Sendo o que é, a encruzilhada é o “território usado” (SANTOS, 199; 1996) e praticado pela restituição. Como tubo cósmico que relaciona ou religa dinamicamente o histórico social ao ancestral, concebido seminalmente pelos Dogons (OLIVEIRA [s/d]) e aqui, igualmente, como vibração ou energia, a encruzilhada é base também para a compreensão cosmológica, que não é o foco desse artigo. Mesmo assim, é útil negritar que somos da restituição. A   encruzilhada, que é o próprio território, pressupõe a centralidade da ancestralidade e da sua historicização pelo sistema cultural negro-brasileiro. Ao se historicizar como modo de produção da existência e objeto da filosofia da ancestralidade e/ou categoria filosófica, o sistema cultural negro brasileiro se afirma como instância social. Na conjunção, na encruzilhada, base material e imaterial, temos o encontro dialético do espaço como instância social e igualmente do sistema cultural negro-brasileiro como instância social.

A ancestralidade se empririciza ou se historiciza a partir do sistema cultural, que não se reduz ao canto, dança e artes, mas se afirma uma totalidade, de modo exúsico e na encruzilhada, como modo de produção ancestral, restitutivo, e como categoria filosófica. Somos, no território, movidos pelo modo de produção restitutivo, derivado da concepção eboísta ou do ebó, (SODRÉ, 1988) que é contrário ao acúmulo definidor do capitalismo. Há, portanto, no sistema cultural negro-brasileiro, um método para construir ou reconstruir a sociedade, numa tessitura circulada pela ressonância ancestral, diametralmente oposta às desigualdades naturalizadas pelo capitalismo. Não é por outra razão que nos Quilombos e remanescentes não há propriedade privada da terra. Numa síntese, somos da restituição e/ou do equilíbrio das trocas e relações, quaisquer que sejam. Fica patente que falamos das relações sociais e, num contínuo, das relações com o transcendente.
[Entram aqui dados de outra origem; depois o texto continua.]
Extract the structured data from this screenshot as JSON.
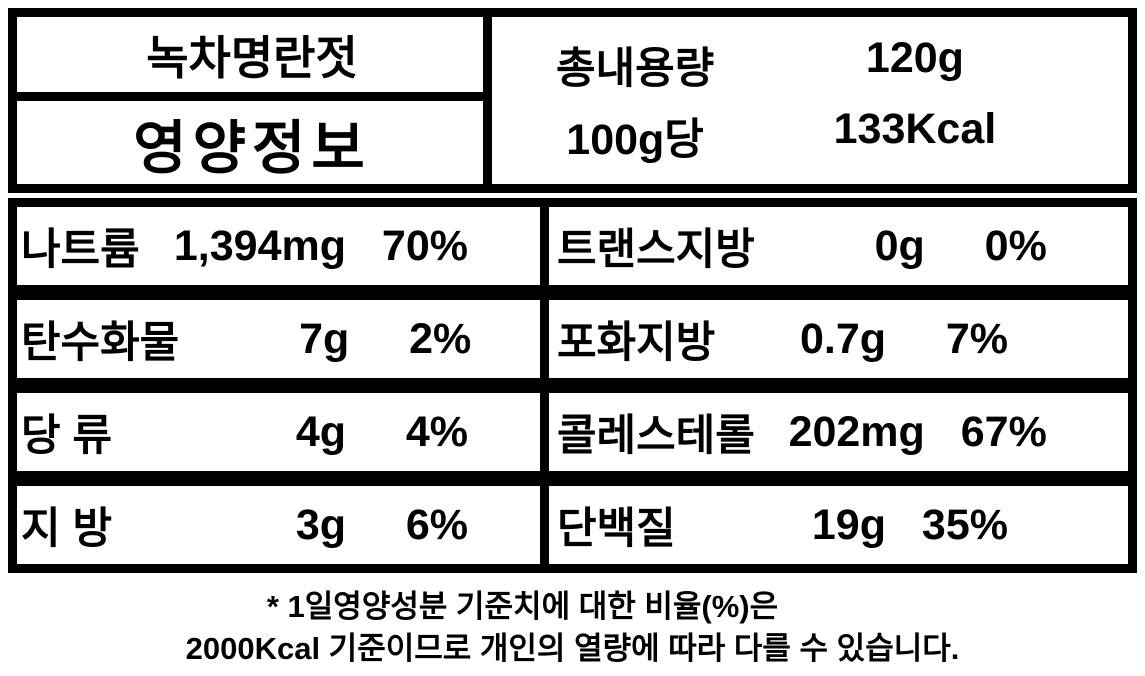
{
  "label": {
    "product_name": "녹차명란젓",
    "title": "영양정보",
    "serving": {
      "total_label": "총내용량",
      "total_value": "120g",
      "per_label": "100g당",
      "per_value": "133Kcal"
    },
    "rows_left": [
      {
        "name": "나트륨",
        "amount": "1,394mg",
        "dv": "70%"
      },
      {
        "name": "탄수화물",
        "amount": "7g",
        "dv": "2%"
      },
      {
        "name": "당 류",
        "amount": "4g",
        "dv": "4%"
      },
      {
        "name": "지 방",
        "amount": "3g",
        "dv": "6%"
      }
    ],
    "rows_right": [
      {
        "name": "트랜스지방",
        "amount": "0g",
        "dv": "0%"
      },
      {
        "name": "포화지방",
        "amount": "0.7g",
        "dv": "7%"
      },
      {
        "name": "콜레스테롤",
        "amount": "202mg",
        "dv": "67%"
      },
      {
        "name": "단백질",
        "amount": "19g",
        "dv": "35%"
      }
    ],
    "footnote_line1": "* 1일영양성분 기준치에 대한 비율(%)은",
    "footnote_line2": "2000Kcal 기준이므로 개인의 열량에 따라 다를 수 있습니다.",
    "colors": {
      "border": "#000000",
      "background": "#ffffff",
      "text": "#000000"
    }
  }
}
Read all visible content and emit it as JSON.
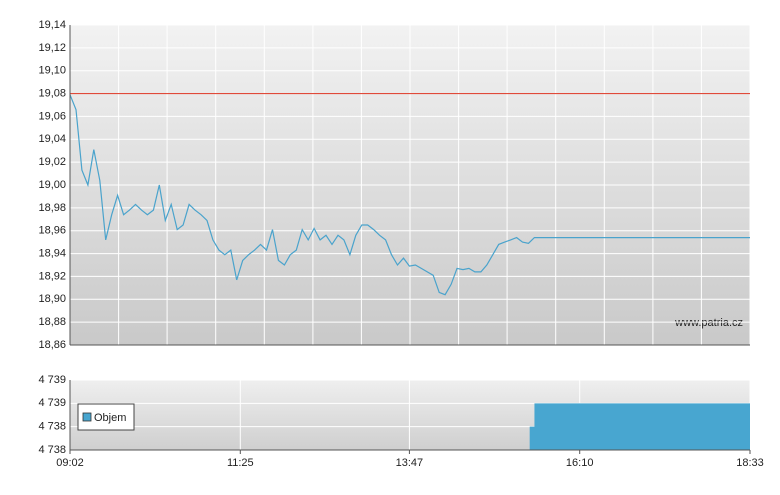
{
  "chart_data": [
    {
      "type": "line",
      "watermark": "www.patria.cz",
      "grid": true,
      "xlim": [
        "09:02",
        "18:33"
      ],
      "ylim": [
        18.86,
        19.14
      ],
      "yticks": [
        {
          "value": 18.86,
          "label": "18,86"
        },
        {
          "value": 18.88,
          "label": "18,88"
        },
        {
          "value": 18.9,
          "label": "18,90"
        },
        {
          "value": 18.92,
          "label": "18,92"
        },
        {
          "value": 18.94,
          "label": "18,94"
        },
        {
          "value": 18.96,
          "label": "18,96"
        },
        {
          "value": 18.98,
          "label": "18,98"
        },
        {
          "value": 19.0,
          "label": "19,00"
        },
        {
          "value": 19.02,
          "label": "19,02"
        },
        {
          "value": 19.04,
          "label": "19,04"
        },
        {
          "value": 19.06,
          "label": "19,06"
        },
        {
          "value": 19.08,
          "label": "19,08"
        },
        {
          "value": 19.1,
          "label": "19,10"
        },
        {
          "value": 19.12,
          "label": "19,12"
        },
        {
          "value": 19.14,
          "label": "19,14"
        }
      ],
      "reference_line": {
        "value": 19.08,
        "color": "#e04a3a"
      },
      "x": [
        "09:02",
        "09:07",
        "09:12",
        "09:17",
        "09:22",
        "09:27",
        "09:32",
        "09:37",
        "09:42",
        "09:47",
        "09:52",
        "09:57",
        "10:02",
        "10:07",
        "10:12",
        "10:17",
        "10:22",
        "10:27",
        "10:32",
        "10:37",
        "10:42",
        "10:47",
        "10:52",
        "10:57",
        "11:02",
        "11:07",
        "11:12",
        "11:17",
        "11:22",
        "11:27",
        "11:32",
        "11:37",
        "11:42",
        "11:47",
        "11:52",
        "11:57",
        "12:02",
        "12:07",
        "12:12",
        "12:17",
        "12:22",
        "12:27",
        "12:32",
        "12:37",
        "12:42",
        "12:47",
        "12:52",
        "12:57",
        "13:02",
        "13:07",
        "13:12",
        "13:17",
        "13:22",
        "13:27",
        "13:32",
        "13:37",
        "13:42",
        "13:47",
        "13:52",
        "13:57",
        "14:02",
        "14:07",
        "14:12",
        "14:17",
        "14:22",
        "14:27",
        "14:32",
        "14:37",
        "14:42",
        "14:47",
        "14:52",
        "14:57",
        "15:02",
        "15:07",
        "15:12",
        "15:17",
        "15:22",
        "15:27",
        "15:32",
        "18:33"
      ],
      "series": [
        {
          "color": "#4aa3cc",
          "values": [
            19.079,
            19.066,
            19.013,
            19.0,
            19.031,
            19.004,
            18.952,
            18.974,
            18.991,
            18.974,
            18.978,
            18.983,
            18.978,
            18.974,
            18.978,
            19.0,
            18.969,
            18.983,
            18.961,
            18.965,
            18.983,
            18.978,
            18.974,
            18.969,
            18.952,
            18.943,
            18.939,
            18.943,
            18.917,
            18.934,
            18.939,
            18.943,
            18.948,
            18.943,
            18.961,
            18.934,
            18.93,
            18.939,
            18.943,
            18.961,
            18.952,
            18.962,
            18.952,
            18.956,
            18.948,
            18.956,
            18.952,
            18.939,
            18.956,
            18.965,
            18.965,
            18.961,
            18.956,
            18.952,
            18.939,
            18.93,
            18.936,
            18.929,
            18.93,
            18.927,
            18.924,
            18.921,
            18.906,
            18.904,
            18.913,
            18.927,
            18.926,
            18.927,
            18.924,
            18.924,
            18.93,
            18.939,
            18.948,
            18.95,
            18.952,
            18.954,
            18.95,
            18.949,
            18.954,
            18.954
          ]
        }
      ]
    },
    {
      "type": "area",
      "xlim": [
        "09:02",
        "18:33"
      ],
      "xticks": [
        "09:02",
        "11:25",
        "13:47",
        "16:10",
        "18:33"
      ],
      "ylim": [
        4738.0,
        4739.2
      ],
      "yticks": [
        {
          "value": 4738.0,
          "label": "4 738"
        },
        {
          "value": 4738.4,
          "label": "4 738"
        },
        {
          "value": 4738.8,
          "label": "4 739"
        },
        {
          "value": 4739.2,
          "label": "4 739"
        }
      ],
      "legend": "upper left",
      "x": [
        "15:28",
        "15:32",
        "18:33"
      ],
      "series": [
        {
          "name": "Objem",
          "color": "#48a6d0",
          "values": [
            4738.4,
            4738.8,
            4738.8
          ]
        }
      ]
    }
  ]
}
Sambódromos, espaços segregados e de espetacularização do samba e da vida

Feita a delimitação conceitual, quero dizer que os Sambódromos são espaços  segregados e de espetacularização do samba, fenômeno específico, e da  escola de  samba; outro específico e carregado de crescente  sofisticação técnica, e do  carnaval que permite a  compreensão, como espaço e logo instância social da sociedade brasileira e, de modo  especial, do uso seletivo, intencional e  segregado do território.   A apreensão parcial, destarte em profundidade dessa manifestação coletiva, exige um método de compreensão do território, a rigor da sociedade, e de intervenção.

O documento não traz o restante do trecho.